Cameron Crowe has been out of the public eye for years now but the former Rolling Stone reporter has three films finished; a feature starring Matt Damon called “We Bought a Zoo” and two music documentaries. The director famously fictionalized his youth — spent following around legendary bands like The Who and The Allman Brothers — in his 2000 film, “Almost Famous.” He recently talked to his old employer about his new Pearl Jam doc, “Pearl Jam Twenty” and his Elton John/Leon Russell picture, “The Union,” which premiered last week at the Tribeca Film Festival.
Some 20 hours of archival footage were used to piece together Pearl Jam’s story, which as the title indicates, stretches back some 20 years now (give or take by the time the film comes out). “It’s the best souvenirs of the past,” Crowe told Rolling Stone. “Some fabled footage you’ve heard exists but have never seen, and some interviews.

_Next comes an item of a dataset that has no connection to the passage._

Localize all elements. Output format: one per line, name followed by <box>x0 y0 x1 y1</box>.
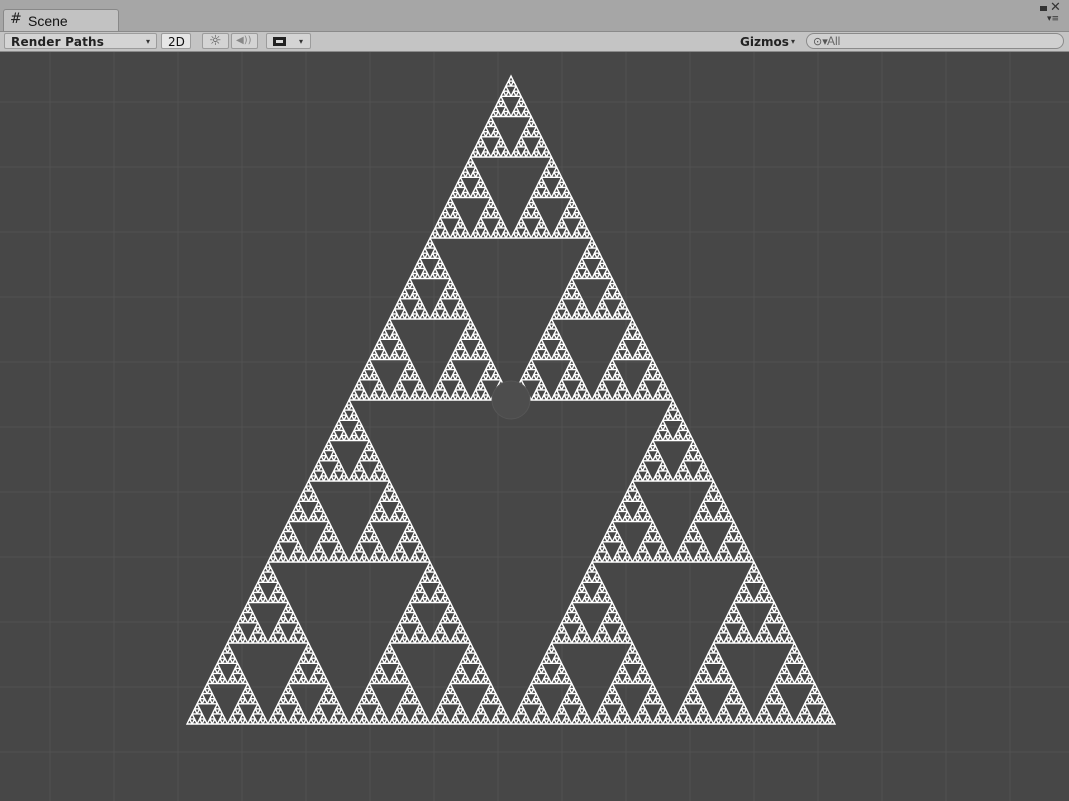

So while “The Union” was, ‘How do we buff up the cinéma vérité?’, “Pearl Jam Twenty” is, ‘How do we do “The Kids Are Alright” of Pearl Jam, and sonic blast the best stuff?’ It’s a wider scope.”
Crowe acknowledged the vast differences between the disparate subjects of these two new projects, especially in terms of their public identity and relationships to fame. “For Elton, the camera is a buddy,” the Crowe said. “Pearl Jam is not prone to opening the curtain the same way, and that is the challenge and delight of it.”
Pearl Jam’s relationship with Crowe stretches back at least to “Almost Famous.” The scene where William (Crowe’s character) gets pulled into the band’s pre-show huddle was allegedly based on when Eddie Vedder pulled Crowe into Pearl Jam’s huddle before taking the stage at Lollapalooza. Pearl Jam’s Mike McCready performed the guitar tracks for the fictional band’s songs in the film. Crowe also shot Pearl Jam’s 2009 video for “The Fixer.”